The Broadbent Baronetcy, of Longwood in the Parish of Huddersfield in the West Riding of the County of York, and of Brook Street, in the Parish of St George Hanover Square in the County of London, is a title in the Baronetage of the United Kingdom. It was created on 10 August 1893 for the noted physician William Broadbent. The title descended from father to son until the death of his grandson, the third Baronet, in 1987. The late Baronet was succeeded by his first cousin once removed, the fourth Baronet. He was the grandson of Walter Broadbent, third son of the first Baronet.

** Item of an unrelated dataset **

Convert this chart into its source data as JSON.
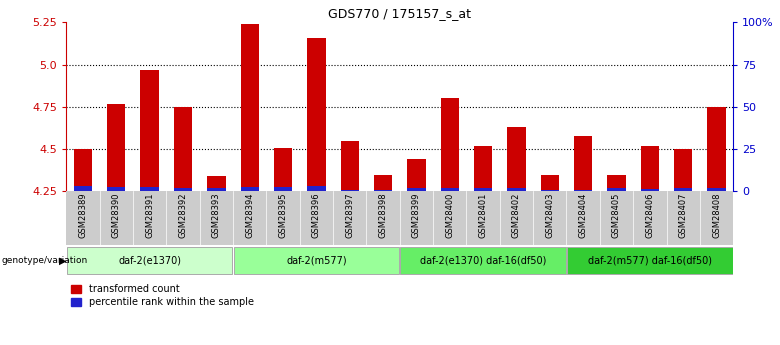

As of 2016 the title is believed to be held by the fourth Baronet's son, the presumed fifth Baronet. However, he has not successfully proven his succession to the title and is therefore not on the Official Roll of the Baronetage, with the baronetcy considered dormant.

Broadbent baronets, of Longwood and Brook Street (1893)
Sir William Henry Broadbent, 1st Baronet (1835–1907)
Sir John Broadbent, 2nd Baronet (1865–1946)
Sir William Francis Broadbent, 3rd Baronet (1904–1987)
Sir George Walter Broadbent, 4th Baronet (1935–1992)
Andrew George Broadbent, presumed 5th Baronet (born 1963)

The heir presumptive is the current holder's cousin, Charles Richard Broadbent (born 1968).